Plantar fasciitis, also known as plantar fasciopathy or plantar heel pain, is one of the most common causes of foot pain. It is an irritation of the plantar fascia and the surrounding structures. It is estimated that 1 in 10 people will experience it in their lifetime, with 2 million people receiving treatment for it every year.1
The plantar fascia is a thick band of connective tissue that supports the arch of the foot. It attaches to the medial side of the heel bone and then divides into five bands inserting at the base of each toe and the metatarsal heads. The tensioning of the plantar fascia during weight bearing activities allows for added stability in a loaded foot with minimal muscle activity.2 The plantar fascia also plays a dynamic role during walking where it stretches, stores potential energy, provides a rigid structure for propulsion, then passively contracts, converting the previously stored potential energy into kinetic energy and aiding acceleration.3
Patients typically complain of sharp pain along the inside of the heel when walking in the morning and after a period of rest that gets better after walking for a period of time. It usually worsens at the end of the day and with impact sports and activities.4
While the causes of plantar heel pain are multifactorial it is primarily due to overload and repetitive microtrauma. This results when the total load the foot is exposed to has changed or increased faster than the plantar fascia has been able to adapt. This is often due to an increase in weightbearing activities, but it can also be the result of a change in training surface, footwear, or a combination of factors including distance, intensity and volume.
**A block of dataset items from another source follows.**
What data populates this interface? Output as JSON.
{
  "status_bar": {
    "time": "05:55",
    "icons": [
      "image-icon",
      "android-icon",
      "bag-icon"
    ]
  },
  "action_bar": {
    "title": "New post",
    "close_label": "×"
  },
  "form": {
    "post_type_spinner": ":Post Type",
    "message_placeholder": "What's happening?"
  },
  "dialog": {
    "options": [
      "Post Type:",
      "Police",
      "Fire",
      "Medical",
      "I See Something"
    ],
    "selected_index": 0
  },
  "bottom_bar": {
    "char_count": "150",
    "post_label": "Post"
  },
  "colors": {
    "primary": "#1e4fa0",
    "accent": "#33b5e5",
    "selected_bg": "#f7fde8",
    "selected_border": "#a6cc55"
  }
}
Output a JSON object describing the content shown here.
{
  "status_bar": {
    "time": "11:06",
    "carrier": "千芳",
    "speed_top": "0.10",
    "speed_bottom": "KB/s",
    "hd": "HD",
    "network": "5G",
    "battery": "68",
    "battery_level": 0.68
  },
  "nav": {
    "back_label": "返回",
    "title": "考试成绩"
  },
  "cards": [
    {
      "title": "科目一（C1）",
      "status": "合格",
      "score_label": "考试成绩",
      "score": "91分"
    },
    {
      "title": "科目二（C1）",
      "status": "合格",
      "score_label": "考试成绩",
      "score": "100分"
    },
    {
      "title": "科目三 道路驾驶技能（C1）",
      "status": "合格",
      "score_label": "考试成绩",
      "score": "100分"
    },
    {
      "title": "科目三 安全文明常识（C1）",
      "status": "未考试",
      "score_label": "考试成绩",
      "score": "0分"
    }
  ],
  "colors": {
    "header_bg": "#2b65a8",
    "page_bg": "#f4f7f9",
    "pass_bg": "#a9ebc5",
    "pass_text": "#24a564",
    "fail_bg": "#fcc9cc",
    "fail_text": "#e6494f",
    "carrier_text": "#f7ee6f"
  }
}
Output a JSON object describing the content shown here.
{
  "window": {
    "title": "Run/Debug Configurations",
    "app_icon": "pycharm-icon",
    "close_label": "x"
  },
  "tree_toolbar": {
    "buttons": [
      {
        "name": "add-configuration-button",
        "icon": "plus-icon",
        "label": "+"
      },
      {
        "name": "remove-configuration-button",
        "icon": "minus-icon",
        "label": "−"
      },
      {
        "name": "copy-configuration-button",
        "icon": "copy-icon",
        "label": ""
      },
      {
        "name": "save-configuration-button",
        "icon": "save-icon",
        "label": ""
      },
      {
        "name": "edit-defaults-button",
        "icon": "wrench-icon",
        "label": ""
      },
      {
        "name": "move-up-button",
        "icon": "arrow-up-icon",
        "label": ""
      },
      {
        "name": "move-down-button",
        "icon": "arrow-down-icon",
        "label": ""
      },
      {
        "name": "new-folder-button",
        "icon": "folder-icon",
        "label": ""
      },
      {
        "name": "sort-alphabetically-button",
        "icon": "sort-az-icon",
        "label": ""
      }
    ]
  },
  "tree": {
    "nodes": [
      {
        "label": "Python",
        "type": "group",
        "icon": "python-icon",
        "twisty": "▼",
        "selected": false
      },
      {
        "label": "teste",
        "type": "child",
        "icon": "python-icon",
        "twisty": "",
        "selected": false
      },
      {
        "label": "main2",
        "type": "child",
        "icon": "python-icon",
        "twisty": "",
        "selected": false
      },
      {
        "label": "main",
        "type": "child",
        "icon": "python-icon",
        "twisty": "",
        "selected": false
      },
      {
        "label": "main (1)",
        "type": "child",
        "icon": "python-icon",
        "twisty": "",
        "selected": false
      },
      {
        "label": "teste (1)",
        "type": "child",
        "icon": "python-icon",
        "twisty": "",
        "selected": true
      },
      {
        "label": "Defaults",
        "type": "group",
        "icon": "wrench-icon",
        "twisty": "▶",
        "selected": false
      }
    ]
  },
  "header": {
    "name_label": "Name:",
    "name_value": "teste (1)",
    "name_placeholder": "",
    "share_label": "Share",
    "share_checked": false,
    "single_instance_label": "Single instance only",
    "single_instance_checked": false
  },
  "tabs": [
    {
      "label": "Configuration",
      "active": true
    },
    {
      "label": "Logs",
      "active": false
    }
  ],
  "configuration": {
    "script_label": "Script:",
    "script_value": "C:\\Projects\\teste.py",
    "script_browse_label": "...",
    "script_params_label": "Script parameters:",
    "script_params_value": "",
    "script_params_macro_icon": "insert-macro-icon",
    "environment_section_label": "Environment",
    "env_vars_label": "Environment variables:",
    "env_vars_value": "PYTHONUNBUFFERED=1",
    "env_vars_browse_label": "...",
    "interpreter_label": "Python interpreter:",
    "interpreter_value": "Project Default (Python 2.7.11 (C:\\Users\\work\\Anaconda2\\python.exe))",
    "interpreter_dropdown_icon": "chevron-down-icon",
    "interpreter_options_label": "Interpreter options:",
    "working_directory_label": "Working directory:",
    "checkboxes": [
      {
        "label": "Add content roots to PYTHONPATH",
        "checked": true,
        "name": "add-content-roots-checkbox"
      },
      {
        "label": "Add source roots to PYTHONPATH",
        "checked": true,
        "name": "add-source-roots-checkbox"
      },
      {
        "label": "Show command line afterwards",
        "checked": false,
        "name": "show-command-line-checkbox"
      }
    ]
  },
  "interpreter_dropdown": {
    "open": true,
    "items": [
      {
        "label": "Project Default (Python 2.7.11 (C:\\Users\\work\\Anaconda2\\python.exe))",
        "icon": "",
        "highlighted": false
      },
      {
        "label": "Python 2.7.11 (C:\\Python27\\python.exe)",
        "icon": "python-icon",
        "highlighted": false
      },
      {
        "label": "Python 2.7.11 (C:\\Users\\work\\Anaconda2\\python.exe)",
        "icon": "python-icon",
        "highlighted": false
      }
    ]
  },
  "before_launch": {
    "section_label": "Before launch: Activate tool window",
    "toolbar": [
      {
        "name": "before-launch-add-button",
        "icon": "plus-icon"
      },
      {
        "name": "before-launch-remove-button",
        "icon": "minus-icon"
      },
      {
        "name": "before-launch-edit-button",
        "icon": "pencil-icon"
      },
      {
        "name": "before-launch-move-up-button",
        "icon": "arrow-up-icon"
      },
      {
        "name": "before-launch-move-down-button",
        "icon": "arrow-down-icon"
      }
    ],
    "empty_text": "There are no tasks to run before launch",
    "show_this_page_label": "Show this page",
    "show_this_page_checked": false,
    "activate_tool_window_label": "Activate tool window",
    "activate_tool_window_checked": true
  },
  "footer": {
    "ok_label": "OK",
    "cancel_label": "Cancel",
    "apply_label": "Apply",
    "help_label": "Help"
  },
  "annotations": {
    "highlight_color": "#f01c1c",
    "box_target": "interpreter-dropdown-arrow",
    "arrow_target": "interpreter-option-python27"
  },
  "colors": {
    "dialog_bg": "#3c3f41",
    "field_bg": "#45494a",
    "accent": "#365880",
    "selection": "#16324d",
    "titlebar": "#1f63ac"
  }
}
Risk factors include obesity, prolonged weight-bearing, altered biomechanics with poor ankle mobility, calf and Achilles tendon tightness, weak intrinsic muscles of the feet, excessive foot pronation, and poor footwear.5
The first-line choice for plantar heel pain is conservative management, such as physiotherapy or chiropractic. It has been shown that 82% of patients responded favorably to conservative therapy6 and the proportion of patients requiring surgery is less than 2%.7 A program of calf-stretching and eccentric loading has been confirmed to be an effective treatment.8 Treatment typically includes relative rest from aggravating activities combined with stretches targeting the plantar fascia, Achilles tendon, and calf muscles.2 High load strength training is effective in the mid-late stage treatment of plantar heel pain and has been shown to aid in pain reduction, improvement of function, and prevention of injury reoccurrence.9
Orthotics have been shown to produce some small reductions in pain for people with plantar heel pain.10 When used in conjunction with a stretching and strengthening program, a custom orthotic and even an appropriate shoe insert are likely to produce improvements in symptoms as part of the initial treatment phase.11
Steroid injections are often effective at reducing symptoms in the short term, however, the positive effects usually last no longer than one month. Additionally, multiple injections may increase the risk of rupture of the plantar fascia as well as fat pad atrophy.12 Due to the limited benefits and potential complications, steroid injections should only be used in cases where symptoms are not settling with conservative management.